Peut-être bien, Seigneur, est-ce la volupté
Et ses baisers sacrés qui font l’éternité !
Hélas ! tout m’a manqué dans les cieux et sur terre…
Hélas ! je meurs maudit, ignorant, solitaire…
Et la volupté même, ô Seigneur, m’a caché
Le souffle avec la vie : et je vous ai cherché !


L’esprit de la terre.


Silence ! — Apaise enfin ton cri pusillanime.

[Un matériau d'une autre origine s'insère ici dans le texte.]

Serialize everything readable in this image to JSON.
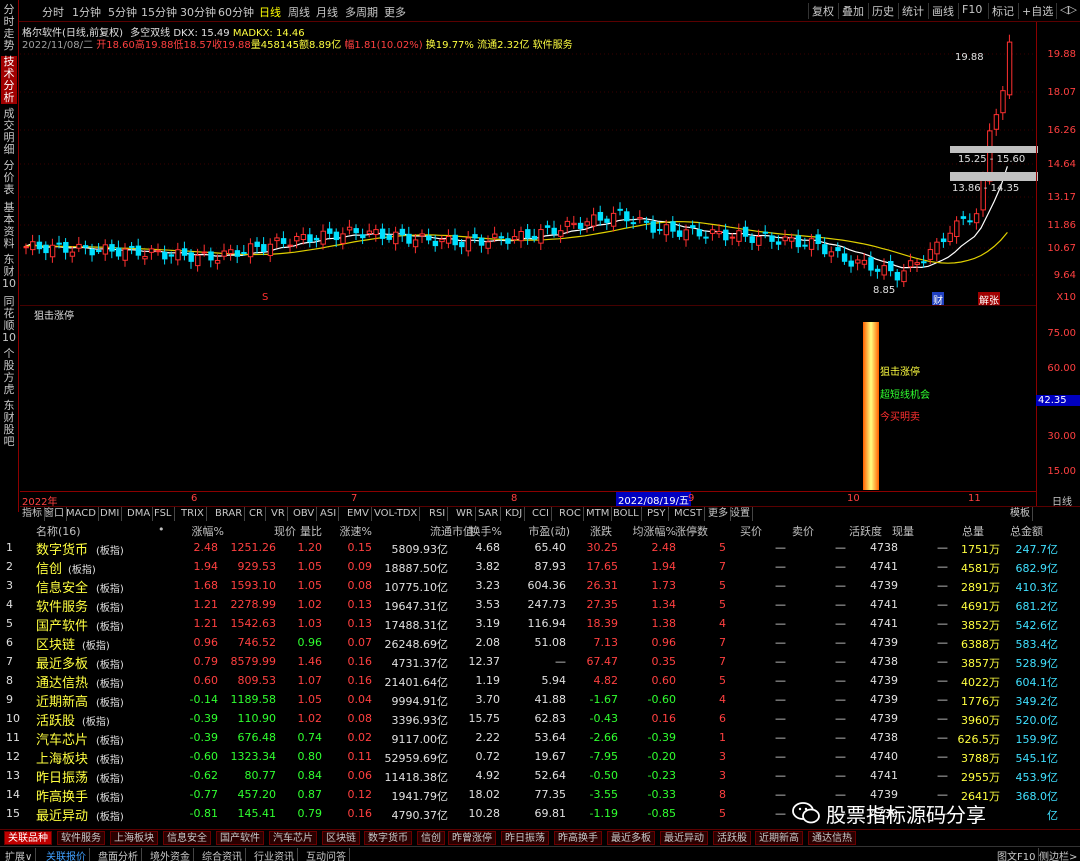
{
  "top": {
    "left_tabs": [
      "分时",
      "1分钟",
      "5分钟",
      "15分钟",
      "30分钟",
      "60分钟",
      "日线",
      "周线",
      "月线",
      "多周期",
      "更多"
    ],
    "active_tab": "日线",
    "right_buttons": [
      "复权",
      "叠加",
      "历史",
      "统计",
      "画线",
      "F10",
      "标记",
      "+自选",
      "◁▷"
    ]
  },
  "side_tabs": [
    "分时走势",
    "技术分析",
    "成交明细",
    "分价表",
    "基本资料",
    "东财10",
    "同花顺10",
    "个股方虎",
    "东财股吧"
  ],
  "stock": {
    "name_line": "格尔软件(日线,前复权)",
    "indicator_name": "多空双线",
    "dkx": "DKX: 15.49",
    "madkx": "MADKX: 14.46",
    "date": "2022/11/08/二",
    "open": "开18.60",
    "high": "高19.88",
    "low": "低18.57",
    "close": "收19.88",
    "volume": "量458145",
    "amount": "额8.89亿",
    "change": "幅1.81(10.02%)",
    "turnover": "换19.77%",
    "float": "流通2.32亿",
    "sector": "软件服务"
  },
  "price_axis": [
    "19.88",
    "18.07",
    "16.26",
    "14.64",
    "13.17",
    "11.86",
    "10.67",
    "9.64"
  ],
  "price_axis_unit": "X10",
  "annotations": {
    "high": "19.88",
    "low": "8.85",
    "box1": "15.25 - 15.60",
    "box2": "13.86 - 14.35",
    "s_mark": "S",
    "cai": "财",
    "jiezhang": "解张"
  },
  "indicator": {
    "title": "狙击涨停",
    "axis": [
      "75.00",
      "60.00",
      "42.35",
      "30.00",
      "15.00"
    ],
    "labels": [
      "狙击涨停",
      "超短线机会",
      "今买明卖"
    ]
  },
  "date_axis": [
    "2022年",
    "6",
    "7",
    "8",
    "2022/08/19/五",
    "9",
    "10",
    "11"
  ],
  "date_axis_right": "日线",
  "indicator_tabs": [
    "指标",
    "窗口",
    "MACD",
    "DMI",
    "DMA",
    "FSL",
    "TRIX",
    "BRAR",
    "CR",
    "VR",
    "OBV",
    "ASI",
    "EMV",
    "VOL-TDX",
    "RSI",
    "WR",
    "SAR",
    "KDJ",
    "CCI",
    "ROC",
    "MTM",
    "BOLL",
    "PSY",
    "MCST",
    "更多",
    "设置"
  ],
  "template_label": "模板",
  "table": {
    "headers": [
      "名称(16)",
      "•",
      "涨幅%",
      "现价",
      "量比",
      "涨速%",
      "流通市值",
      "换手%",
      "市盈(动)",
      "涨跌",
      "均涨幅%",
      "涨停数",
      "买价",
      "卖价",
      "活跃度",
      "现量",
      "总量",
      "总金额"
    ],
    "rows": [
      [
        "1",
        "数字货币",
        "(板指)",
        "2.48",
        "1251.26",
        "1.20",
        "0.15",
        "5809.93亿",
        "4.68",
        "65.40",
        "30.25",
        "2.48",
        "5",
        "—",
        "—",
        "4738",
        "—",
        "1751万",
        "247.7亿"
      ],
      [
        "2",
        "信创",
        "(板指)",
        "1.94",
        "929.53",
        "1.05",
        "0.09",
        "18887.50亿",
        "3.82",
        "87.93",
        "17.65",
        "1.94",
        "7",
        "—",
        "—",
        "4741",
        "—",
        "4581万",
        "682.9亿"
      ],
      [
        "3",
        "信息安全",
        "(板指)",
        "1.68",
        "1593.10",
        "1.05",
        "0.08",
        "10775.10亿",
        "3.23",
        "604.36",
        "26.31",
        "1.73",
        "5",
        "—",
        "—",
        "4739",
        "—",
        "2891万",
        "410.3亿"
      ],
      [
        "4",
        "软件服务",
        "(板指)",
        "1.21",
        "2278.99",
        "1.02",
        "0.13",
        "19647.31亿",
        "3.53",
        "247.73",
        "27.35",
        "1.34",
        "5",
        "—",
        "—",
        "4741",
        "—",
        "4691万",
        "681.2亿"
      ],
      [
        "5",
        "国产软件",
        "(板指)",
        "1.21",
        "1542.63",
        "1.03",
        "0.13",
        "17488.31亿",
        "3.19",
        "116.94",
        "18.39",
        "1.38",
        "4",
        "—",
        "—",
        "4741",
        "—",
        "3852万",
        "542.6亿"
      ],
      [
        "6",
        "区块链",
        "(板指)",
        "0.96",
        "746.52",
        "0.96",
        "0.07",
        "26248.69亿",
        "2.08",
        "51.08",
        "7.13",
        "0.96",
        "7",
        "—",
        "—",
        "4739",
        "—",
        "6388万",
        "583.4亿"
      ],
      [
        "7",
        "最近多板",
        "(板指)",
        "0.79",
        "8579.99",
        "1.46",
        "0.16",
        "4731.37亿",
        "12.37",
        "—",
        "67.47",
        "0.35",
        "7",
        "—",
        "—",
        "4738",
        "—",
        "3857万",
        "528.9亿"
      ],
      [
        "8",
        "通达信热",
        "(板指)",
        "0.60",
        "809.53",
        "1.07",
        "0.16",
        "21401.64亿",
        "1.19",
        "5.94",
        "4.82",
        "0.60",
        "5",
        "—",
        "—",
        "4739",
        "—",
        "4022万",
        "604.1亿"
      ],
      [
        "9",
        "近期新高",
        "(板指)",
        "-0.14",
        "1189.58",
        "1.05",
        "0.04",
        "9994.91亿",
        "3.70",
        "41.88",
        "-1.67",
        "-0.60",
        "4",
        "—",
        "—",
        "4739",
        "—",
        "1776万",
        "349.2亿"
      ],
      [
        "10",
        "活跃股",
        "(板指)",
        "-0.39",
        "110.90",
        "1.02",
        "0.08",
        "3396.93亿",
        "15.75",
        "62.83",
        "-0.43",
        "0.16",
        "6",
        "—",
        "—",
        "4739",
        "—",
        "3960万",
        "520.0亿"
      ],
      [
        "11",
        "汽车芯片",
        "(板指)",
        "-0.39",
        "676.48",
        "0.74",
        "0.02",
        "9117.00亿",
        "2.22",
        "53.64",
        "-2.66",
        "-0.39",
        "1",
        "—",
        "—",
        "4738",
        "—",
        "626.5万",
        "159.9亿"
      ],
      [
        "12",
        "上海板块",
        "(板指)",
        "-0.60",
        "1323.34",
        "0.80",
        "0.11",
        "52959.69亿",
        "0.72",
        "19.67",
        "-7.95",
        "-0.20",
        "3",
        "—",
        "—",
        "4740",
        "—",
        "3788万",
        "545.1亿"
      ],
      [
        "13",
        "昨日振荡",
        "(板指)",
        "-0.62",
        "80.77",
        "0.84",
        "0.06",
        "11418.38亿",
        "4.92",
        "52.64",
        "-0.50",
        "-0.23",
        "3",
        "—",
        "—",
        "4741",
        "—",
        "2955万",
        "453.9亿"
      ],
      [
        "14",
        "昨高换手",
        "(板指)",
        "-0.77",
        "457.20",
        "0.87",
        "0.12",
        "1941.79亿",
        "18.02",
        "77.35",
        "-3.55",
        "-0.33",
        "8",
        "—",
        "—",
        "4739",
        "—",
        "2641万",
        "368.0亿"
      ],
      [
        "15",
        "最近异动",
        "(板指)",
        "-0.81",
        "145.41",
        "0.79",
        "0.16",
        "4790.37亿",
        "10.28",
        "69.81",
        "-1.19",
        "-0.85",
        "5",
        "—",
        "—",
        "4739",
        "—",
        "",
        "亿"
      ]
    ]
  },
  "sector_tabs": [
    "关联品种",
    "软件服务",
    "上海板块",
    "信息安全",
    "国产软件",
    "汽车芯片",
    "区块链",
    "数字货币",
    "信创",
    "昨曾涨停",
    "昨日振荡",
    "昨高换手",
    "最近多板",
    "最近异动",
    "活跃股",
    "近期新高",
    "通达信热"
  ],
  "bottom_tabs": [
    "扩展∨",
    "关联报价",
    "盘面分析",
    "境外资金",
    "综合资讯",
    "行业资讯",
    "互动问答"
  ],
  "bottom_right": [
    "图文F10",
    "侧边栏>"
  ],
  "watermark": "股票指标源码分享"
}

Ce monde que je guide et que mon souffle anime,
Dans sa route éternelle emporté gravement,
Se trouble au morne écho de ton gémissement.
Silence ! ou sache mieux, dans ta plainte élargie,
Des maux universels déplorer l’énergie.
Souffrir d’un mal sublime est le sort glorieux
De qui, comme un guerrier, monte à l’assaut des cieux !
Vois ! tel je souffre aussi, tel que toi je soupire
Vers la sainte beauté d’un idéal empire ;
Et cependant, voici, comme un coursier dompté,
Que je m’attelle au globe ; et, dans l’immensité,
Je marche, tout baigné d’une sueur profonde,
Haletant et courbe sous la charge d’un monde !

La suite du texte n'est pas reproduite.